Moşkov süreci şöyle anlatıyor. ‘Üzümler önce ahşap bir tekneye (kada) dökülür ve düğümlü bir sopayla (çatal çıbık), ardından da düz bir sopayla (krosna, tokmak) ezilirdi. Daha sonra üzümler özel bir torbaya (üzüm torbası) koyulur ve ardından yüksek kenarlı büyük ve uzun bir tekne (şarapana) şeklindeki bir eziciye koyulur ve burada ayaklarla ezilirdi.

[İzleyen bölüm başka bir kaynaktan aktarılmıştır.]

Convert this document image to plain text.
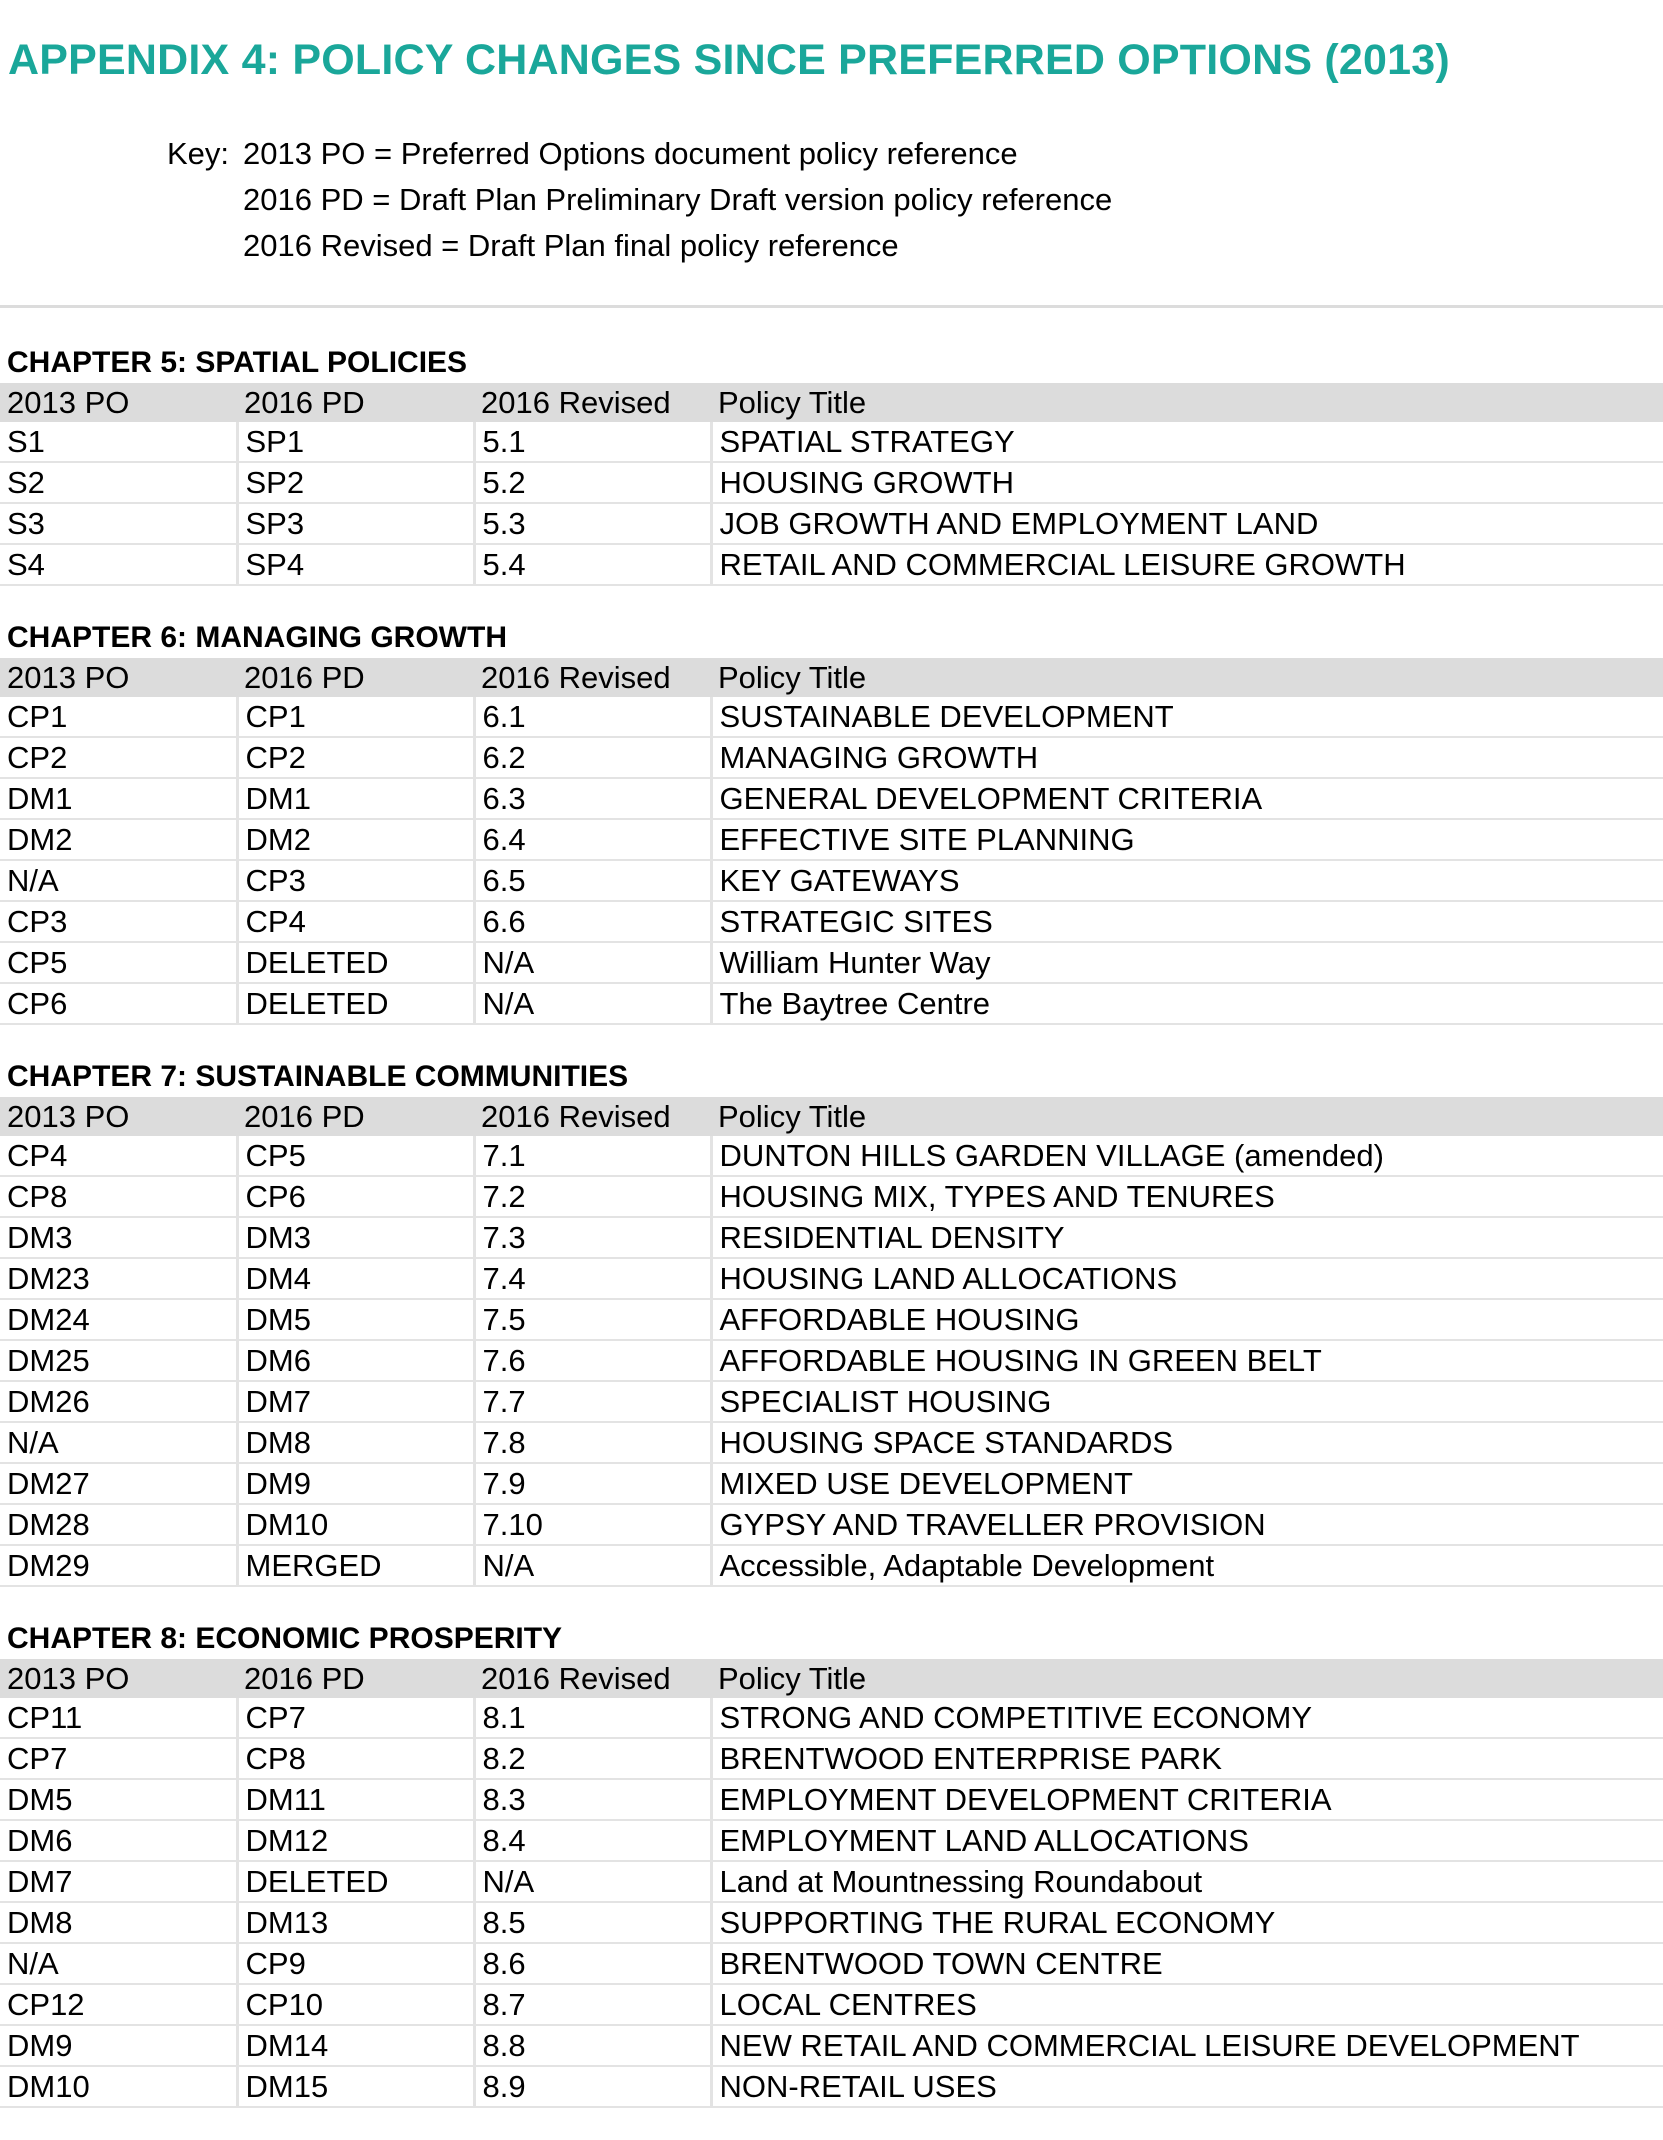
APPENDIX 4: POLICY CHANGES SINCE PREFERRED OPTIONS (2013)
Key: 2013 PO = Preferred Options document policy reference
2016 PD = Draft Plan Preliminary Draft version policy reference
2016 Revised = Draft Plan final policy reference
CHAPTER 5: SPATIAL POLICIES
2013 PO	2016 PD	2016 Revised	Policy Title
S1	SP1	5.1	SPATIAL STRATEGY
S2	SP2	5.2	HOUSING GROWTH
S3	SP3	5.3	JOB GROWTH AND EMPLOYMENT LAND
S4	SP4	5.4	RETAIL AND COMMERCIAL LEISURE GROWTH
CHAPTER 6: MANAGING GROWTH
2013 PO	2016 PD	2016 Revised	Policy Title
CP1	CP1	6.1	SUSTAINABLE DEVELOPMENT
CP2	CP2	6.2	MANAGING GROWTH
DM1	DM1	6.3	GENERAL DEVELOPMENT CRITERIA
DM2	DM2	6.4	EFFECTIVE SITE PLANNING
N/A	CP3	6.5	KEY GATEWAYS
CP3	CP4	6.6	STRATEGIC SITES
CP5	DELETED	N/A	William Hunter Way
CP6	DELETED	N/A	The Baytree Centre
CHAPTER 7: SUSTAINABLE COMMUNITIES
2013 PO	2016 PD	2016 Revised	Policy Title
CP4	CP5	7.1	DUNTON HILLS GARDEN VILLAGE (amended)
CP8	CP6	7.2	HOUSING MIX, TYPES AND TENURES
DM3	DM3	7.3	RESIDENTIAL DENSITY
DM23	DM4	7.4	HOUSING LAND ALLOCATIONS
DM24	DM5	7.5	AFFORDABLE HOUSING
DM25	DM6	7.6	AFFORDABLE HOUSING IN GREEN BELT
DM26	DM7	7.7	SPECIALIST HOUSING
N/A	DM8	7.8	HOUSING SPACE STANDARDS
DM27	DM9	7.9	MIXED USE DEVELOPMENT
DM28	DM10	7.10	GYPSY AND TRAVELLER PROVISION
DM29	MERGED	N/A	Accessible, Adaptable Development
CHAPTER 8: ECONOMIC PROSPERITY
2013 PO	2016 PD	2016 Revised	Policy Title
CP11	CP7	8.1	STRONG AND COMPETITIVE ECONOMY
CP7	CP8	8.2	BRENTWOOD ENTERPRISE PARK
DM5	DM11	8.3	EMPLOYMENT DEVELOPMENT CRITERIA
DM6	DM12	8.4	EMPLOYMENT LAND ALLOCATIONS
DM7	DELETED	N/A	Land at Mountnessing Roundabout
DM8	DM13	8.5	SUPPORTING THE RURAL ECONOMY
N/A	CP9	8.6	BRENTWOOD TOWN CENTRE
CP12	CP10	8.7	LOCAL CENTRES
DM9	DM14	8.8	NEW RETAIL AND COMMERCIAL LEISURE DEVELOPMENT
DM10	DM15	8.9	NON-RETAIL USES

Sıkılan meyve suyu değirmenin altındaki bir delikten özel kaplara veya büyük alüminyum leğenlere (saan, teknä) akar, buradan da fıçılara dökülürdü. Bu işlemden sonra kalan üzüm posası özel bir prese (täsk) aktarılır ve kalan meyve suyu özel bir bükme mekanizması kullanılarak sıkılırdı. Kurutulan üzümler daha sonra domuzlara yedirilir ve üzüm suyu dolu fıçılar mahzene (maaza) yerleştirilir ve fermantasyon tamamlanana kadar üstü açık tutulur’.
Sovyet döneminde, kendine saygısı olan her Gagauz ev yapımı şarap yapmakla uğraşırdı. O zamanlar üzümler artık ayakla ezilmiyor ve ana mekanizması birbirine kenetlenmiş iki dişliden oluşan özel bir kırıcı kullanılıyordu. Bu aletle üzümler çok daha verimli ve çok daha hızlı bir şekilde ezilirdi.
Kural olarak, her Gagauz ailesi iyi hasat yıllarında 1-1,5 ton şarap yapar ve bodrumdaki büyük fıçılarda depolardı.
Moşkov’da bulduğumuz bilgilere göre, Gagauzlar en yaygın şarap türlerinden birkaçına sahipti:
- acı şarap – şifalı olduğu düşünülen pelin otu eklenmiş şarap;
- gülgülü şarap (pembe şarap) – beyaz ve kırmızı şarapların karışımından yapılırdı;
- tatlı şarap (kestermä) – yapımında 40 kova üzüm suyu (şıra) 50 litrelik bir fıçıya dökülür ve mayalanmaya bırakılır, ardından 40 kova daha taze meyve suyu eklenir ve tekrar mayalanmaya bırakılırdı.